Submitted to: aBIOTECH
Publication Type: Peer Reviewed Journal
Publication Acceptance Date: 6/22/2024
Publication Date: 7/13/2024
Citation: Zhuang, J., Zhang, Y.D., Sun, W.X., Zong, J., Li, J.-J., Dai, X.-F., Klosterman, S.J., Chen, J.-Y., Tian, L., Subbarao, K.V., Zhang, D.-D. 2024. The Acyl-CoA-binding protein VdAcb1 is essential for carbon starvation response and contributes to virulence in Verticillium dahliae. aBIOTECH. https://doi.org/10.1007/s42994-024-00175-3.
DOI: https://doi.org/10.1007/s42994-024-00175-3

Interpretive Summary: The fungus Verticillium dahliae is a soilborne plant pathogen that penetrates plant roots, invades the water conducting xylem tissue of the plant to cause wilt. This work characterizes a mechanism in the pathogen required for an adaptive response to carbon starvation. This research shows that the same mechanism is required for full pathogenicity on plants. The work provides evidence for the role of a gene encoding a protein that binds to a key metabolic protein and pathogenesis. The work further indicates that the binding protein is secreted from the fungus and interacts with a protein involved in signaling growth responses in this fungus. This study dissects role of several genes in V. dahliae whose products play roles in regulating signaling for nutrient starvation responses and plant pathogenesis. Knowledge on how these products function may be useful to devise alternative approaches to kill or inhibit the fungus for disease control.

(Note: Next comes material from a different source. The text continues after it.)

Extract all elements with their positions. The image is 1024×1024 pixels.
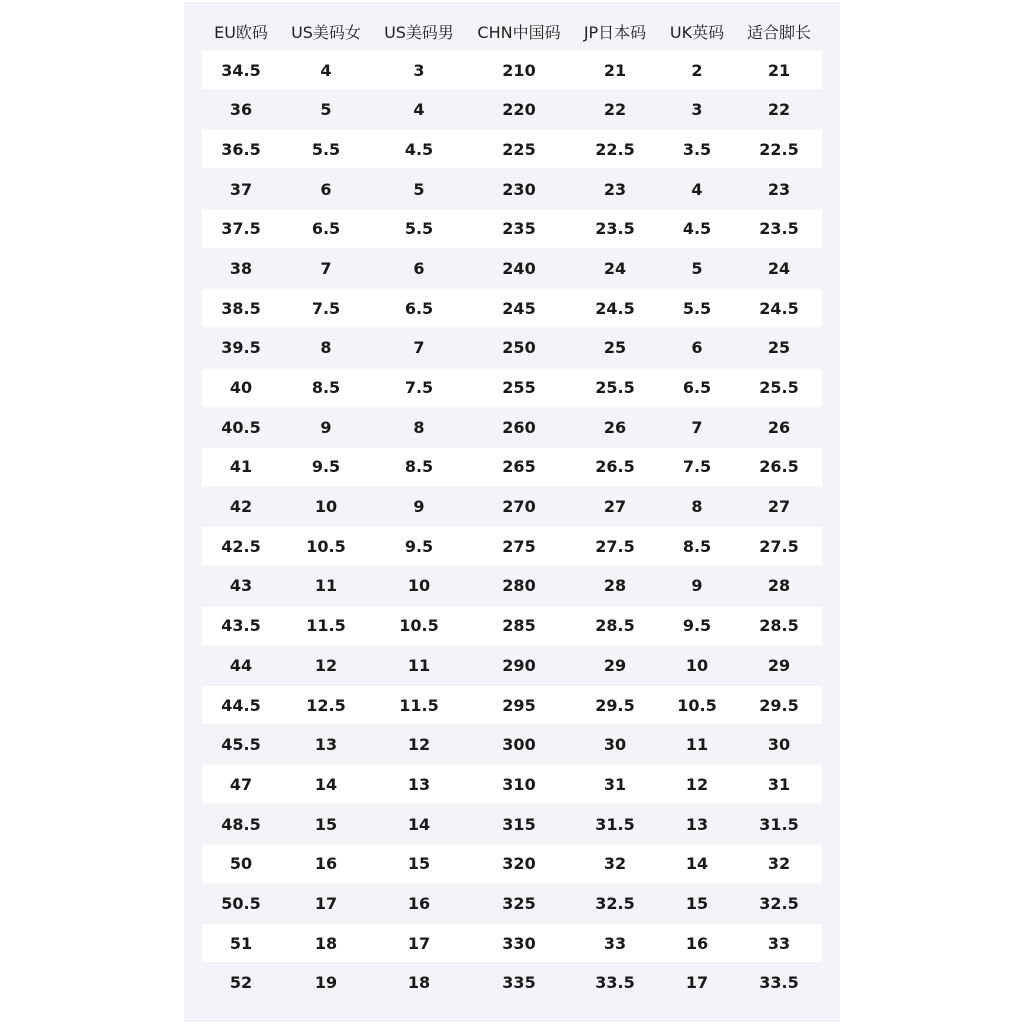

Technical Abstract: In the face of carbon, nitrogen, and phosphorus starvation, microorganisms have evolved adaptive mechanisms to maintain growth. In a previous study, we identified a protein predicted to contain acyl-CoA-binding domains in the plant pathogenic fungus Verticillium dahliae. The predicted protein, designated VdAcb1, possesses an atypical signal peptide. However, the functions of this acyl-CoA-binding protein in V. dahliae are not clear. In this research, in vivo or in vitro assays confirmed that VdAcb1 is secreted extracellularly from V. dahliae, although it does not have the typical signal peptide. Furthermore, the unconventional secretion of VdAcb1 was dependent on VdGRASP, a member of the compartment for unconventional protein secretion (CUPS). The deletion mutant strain of VdAcb1 ('VdAcb1) exhibited significant sensitivity to carbon starvation. RNA-seq revealed that the expression of genes related to filamentous growth (MSB2 pathway) and sugar transport were regulated by VdAcb1 under conditions of carbon starvation. Yeast one-hybrid experiments further showed that the expression of VdAcb1 was positively regulated by the transcription factor VdMsn4. The 'VdAcb1 strain showed significantly reduced virulence on Gossypium hirsutum and Nicotiana benthamiana. We hypothesize that under conditions of carbon starvation, the expression of VdAcb1 is activated by VdMsn4 and VdAcb1 is secreted into the extracellular space. In turn, this activates the downstream MAPK pathway to enhance filamentous growth and virulence of V. dahliae.